The same approach is used for sports reporting, such as high-school football– where a high volume of games are being played over the same period, and the formula for coverage won’t necessarily deviate greatly between each. Washington Post uses a homegrown AI tool called Heliograf, developed in 2016, which was used to publish 300 short reports on the Rio Olympics— it’s since used this to cover other sports and political events.
The UK’s “RADAR” (Reporters for Data and Robots) is funded by Google’s Digital News Initiative, and can interpret government statistical reports into local articles based on templates created by human journalists. The company claims to “help any organization scale up its output of high quality, verifiable content”.
Like leaders in other sectors, competitive members of the media industry aren’t shying away from advancements in AI, they’re banking on the technology to make work more efficient. Reporters, for example, could be made available to focus on higher-value work, such as building contact bases, pursuing interviews, attending events or carrying out investigative work.
In the case of the Associated Press, the media firm said using AI writing and research technology had freed up 20 percent of reporters’ time, while reducing error rates in the copy, even as the number of published articles has increased more than ten-fold”.
As the technology develops further, AI could be used to identify trends from data sets, uncover obscured information from reports, and even update stories in real-time. Ultimately, AI will prove itself to be an invaluable newsroom assistant driving a new era of journalism, rather than vanquishing those in it.
Smart copywriting
In the case of Alibaba’s AI tool, application was born out of necessity. Created by its marketing arm Alimama, the program was built to reduce the arduous work of producing copy for its retailers’ product listings. It works by scraping millions of existing writing samples from across the company’s e-commerce platforms.
Alimama said the tools had passed the Turing Test— the ability to mimic a human without detection— and was already being used millions of times a day by its retailers as a ‘Smart Copy’ tool.

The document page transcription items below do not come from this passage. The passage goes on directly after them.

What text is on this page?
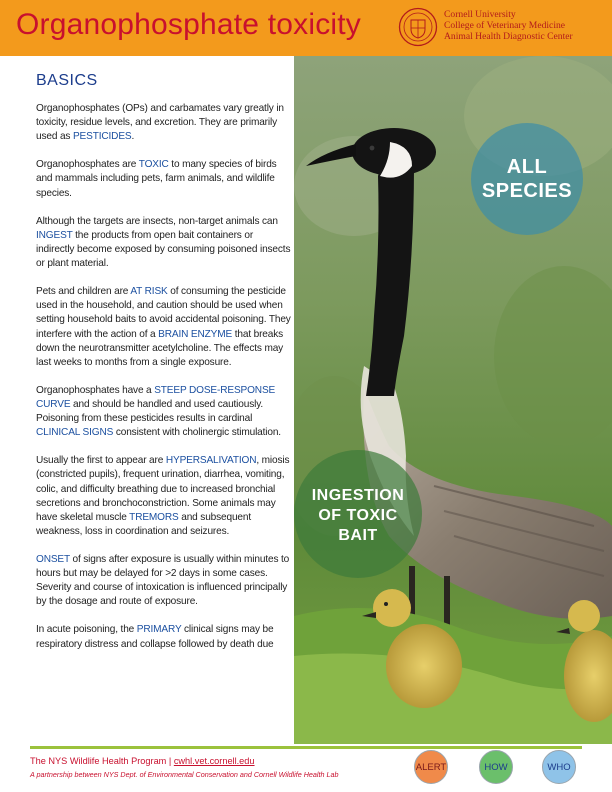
Organophosphate toxicity	Cornell University
College of Veterinary Medicine
Animal Health Diagnostic Center
BASICS

Organophosphates (OPs) and carbamates vary greatly in toxicity, residue levels, and excretion. They are primarily used as PESTICIDES.

Organophosphates are TOXIC to many species of birds and mammals including pets, farm animals, and wildlife species.

Although the targets are insects, non-target animals can INGEST the products from open bait containers or indirectly become exposed by consuming poisoned insects or plant material.

Pets and children are AT RISK of consuming the pesticide used in the household, and caution should be used when setting household baits to avoid accidental poisoning. They interfere with the action of a BRAIN ENZYME that breaks down the neurotransmitter acetylcholine. The effects may last weeks to months from a single exposure.

Organophosphates have a STEEP DOSE-RESPONSE CURVE and should be handled and used cautiously. Poisoning from these pesticides results in cardinal CLINICAL SIGNS consistent with cholinergic stimulation.

Usually the first to appear are HYPERSALIVATION, miosis (constricted pupils), frequent urination, diarrhea, vomiting, colic, and difficulty breathing due to increased bronchial secretions and bronchoconstriction. Some animals may have skeletal muscle TREMORS and subsequent weakness, loss in coordination and seizures.

ONSET of signs after exposure is usually within minutes to hours but may be delayed for >2 days in some cases. Severity and course of intoxication is influenced principally by the dosage and route of exposure.

In acute poisoning, the PRIMARY clinical signs may be respiratory distress and collapse followed by death due

ALL
SPECIES
INGESTION
OF TOXIC
BAIT
The NYS Wildlife Health Program | cwhl.vet.cornell.edu
A partnership between NYS Dept. of Environmental Conservation and Cornell Wildlife Health Lab
ALERT	HOW	WHO
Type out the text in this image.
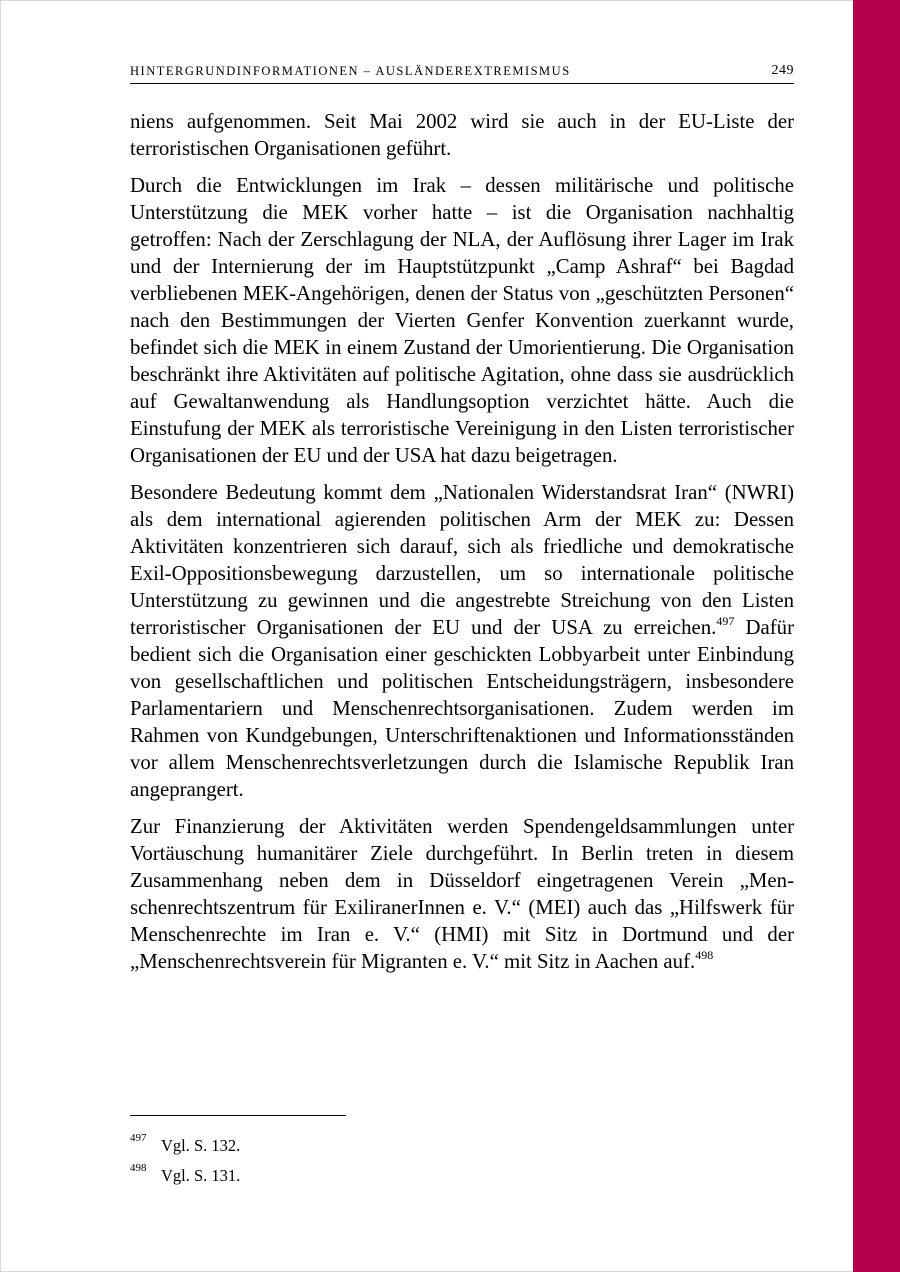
HINTERGRUNDINFORMATIONEN – AUSLÄNDEREXTREMISMUS	249

niens aufgenommen. Seit Mai 2002 wird sie auch in der EU-Liste der terroristischen Organisationen geführt.

Durch die Entwicklungen im Irak – dessen militärische und politische Unterstützung die MEK vorher hatte – ist die Organisation nachhaltig getroffen: Nach der Zerschlagung der NLA, der Auflösung ihrer Lager im Irak und der Internierung der im Hauptstützpunkt „Camp Ashraf“ bei Bagdad verbliebenen MEK-Angehörigen, denen der Status von „geschützten Personen“ nach den Bestimmungen der Vierten Genfer Konvention zuerkannt wurde, befindet sich die MEK in einem Zustand der Umorientierung. Die Organisation beschränkt ihre Aktivitäten auf politische Agitation, ohne dass sie ausdrücklich auf Gewaltanwendung als Handlungsoption verzichtet hätte. Auch die Einstufung der MEK als terroristische Vereinigung in den Listen terroristischer Organisationen der EU und der USA hat dazu beigetragen.

Besondere Bedeutung kommt dem „Nationalen Widerstandsrat Iran“ (NWRI) als dem international agierenden politischen Arm der MEK zu: Dessen Aktivitäten konzentrieren sich darauf, sich als friedliche und demokratische Exil-Oppositionsbewegung darzustellen, um so internationale politische Unterstützung zu gewinnen und die angestrebte Streichung von den Listen terroristischer Organisationen der EU und der USA zu erreichen.$^{497}$ Dafür bedient sich die Organisation einer geschickten Lobbyarbeit unter Einbindung von gesellschaftlichen und politischen Entscheidungsträgern, insbesondere Parlamentariern und Menschenrechtsorganisationen. Zudem werden im Rahmen von Kundgebungen, Unterschriftenaktionen und Informationsständen vor allem Menschenrechtsverletzungen durch die Islamische Republik Iran angeprangert.

Zur Finanzierung der Aktivitäten werden Spendengeldsammlungen unter Vortäuschung humanitärer Ziele durchgeführt. In Berlin treten in diesem Zusammenhang neben dem in Düsseldorf eingetragenen Verein „Menschenrechtszentrum für ExiliranerInnen e. V.“ (MEI) auch das „Hilfswerk für Menschenrechte im Iran e. V.“ (HMI) mit Sitz in Dortmund und der „Menschenrechtsverein für Migranten e. V.“ mit Sitz in Aachen auf.$^{498}$

497 Vgl. S. 132.
498 Vgl. S. 131.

On announcing the it, Alimama said the tool could “significantly” change the way copywriters work. Rather than writing one line at a time, copywriters would be able to choose or adapt machine-generated options, improving efficiency and uncovering new approaches that wouldn’t have been considered previously.
“AI systems will never be able to replace human creativity – but can enable people to focus their major energies towards richly-creative work, and the machines can take over the repetitive, low-value work involved in writing,” said the group’s General Manager, Christina Lu.

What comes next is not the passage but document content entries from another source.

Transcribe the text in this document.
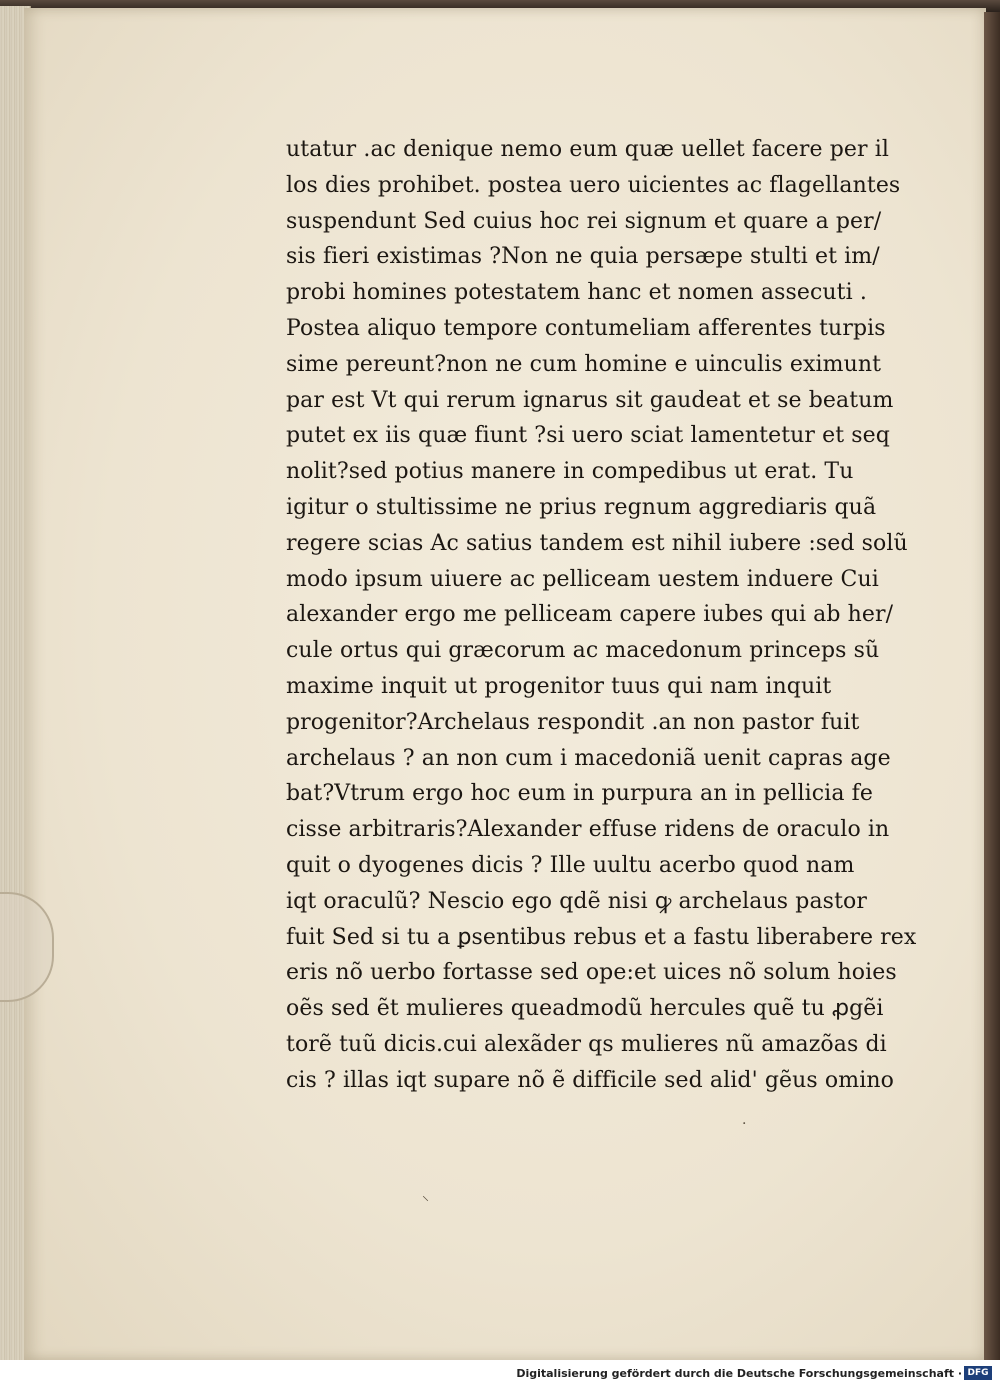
utatur .ac denique nemo eum quæ uellet facere per il
los dies prohibet. postea uero uicientes ac flagellantes
suspendunt Sed cuius hoc rei signum et quare a per/
sis fieri existimas ?Non ne quia persæpe stulti et im/
probi homines potestatem hanc et nomen assecuti .
Postea aliquo tempore contumeliam afferentes turpis
sime pereunt?non ne cum homine e uinculis eximunt
par est Vt qui rerum ignarus sit gaudeat et se beatum
putet ex iis quæ fiunt ?si uero sciat lamentetur et seq
nolit?sed potius manere in compedibus ut erat. Tu
igitur o stultissime ne prius regnum aggrediaris quã
regere scias Ac satius tandem est nihil iubere :sed solũ
modo ipsum uiuere ac pelliceam uestem induere Cui
alexander ergo me pelliceam capere iubes qui ab her/
cule ortus qui græcorum ac macedonum princeps sũ
maxime inquit ut progenitor tuus qui nam inquit
progenitor?Archelaus respondit .an non pastor fuit
archelaus ? an non cum i macedoniã uenit capras age
bat?Vtrum ergo hoc eum in purpura an in pellicia fe
cisse arbitraris?Alexander effuse ridens de oraculo in
quit o dyogenes dicis ? Ille uultu acerbo quod nam
iqt oraculũ? Nescio ego qdẽ nisi ꝙ archelaus pastor
fuit Sed si tu a ꝑsentibus rebus et a fastu liberabere rex
eris nõ uerbo fortasse sed ope:et uices nõ solum hoies
oẽs sed ẽt mulieres queadmodũ hercules quẽ tu ꝓgẽi
torẽ tuũ dicis.cui alexãder qs mulieres nũ amazõas di
cis ? illas iqt supare nõ ẽ difficile sed alid' gẽus omino
⸜
·
Digitalisierung gefördert durch die Deutsche Forschungsgemeinschaft · DFG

Air Canada has used AI technology for copywriting in its email marketing. The airline said open rates had increased 48 percent, thanks to taking the guesswork out of copywriting by using data to ascertain the copy that’s likely to drive action.
Speaking to AdWeek, AKQA AI Practice Lead, Kathryn Webb, said AI shouldn’t be viewed as a threat but a member of the creative team, providing a wider viewpoint, that could take on the more dull side of copywriting.

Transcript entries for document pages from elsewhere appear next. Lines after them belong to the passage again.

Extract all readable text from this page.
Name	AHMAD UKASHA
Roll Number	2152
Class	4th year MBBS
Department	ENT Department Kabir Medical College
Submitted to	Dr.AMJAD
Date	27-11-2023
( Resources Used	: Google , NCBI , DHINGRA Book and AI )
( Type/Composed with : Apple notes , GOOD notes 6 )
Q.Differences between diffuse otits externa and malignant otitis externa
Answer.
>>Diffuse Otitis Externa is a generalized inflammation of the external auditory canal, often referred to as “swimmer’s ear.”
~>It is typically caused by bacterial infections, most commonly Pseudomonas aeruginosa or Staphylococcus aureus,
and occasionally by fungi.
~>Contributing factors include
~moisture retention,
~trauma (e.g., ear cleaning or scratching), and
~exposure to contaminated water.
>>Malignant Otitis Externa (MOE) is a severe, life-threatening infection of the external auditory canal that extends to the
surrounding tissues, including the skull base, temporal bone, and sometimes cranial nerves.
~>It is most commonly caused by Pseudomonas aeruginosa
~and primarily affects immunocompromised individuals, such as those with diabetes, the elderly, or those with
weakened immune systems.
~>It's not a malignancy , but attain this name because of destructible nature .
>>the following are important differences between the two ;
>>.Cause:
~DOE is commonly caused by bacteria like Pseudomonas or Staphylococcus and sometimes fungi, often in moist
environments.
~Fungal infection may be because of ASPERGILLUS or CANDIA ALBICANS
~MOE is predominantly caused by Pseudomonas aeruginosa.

“I think it actually frees up copywriters to tackle more difficult copywriting tasks,” said Webb, adding that it could see the unique abilities of human copywriting— irony, the ability to react to unexpected events— become a “premium product”.
Of course, while responsible and ethical news organizations, marketing agencies, or otherwise, will use AI writing and research tools to augment their work– training it off controlled, unbiased data sets– in the wrong hands, or if left to its own devices, the technology could facilitate the dissemination of misinformation at a massive scale, pedallng existing biases found in the pages it crawls across the web.
OpenAI– which claims to focus on AI development for the betterment of human-kind– scaled back the launch of its AI ‘text generator’ GPT-2 over fears that it could be abused for the publishing of fake news or spam.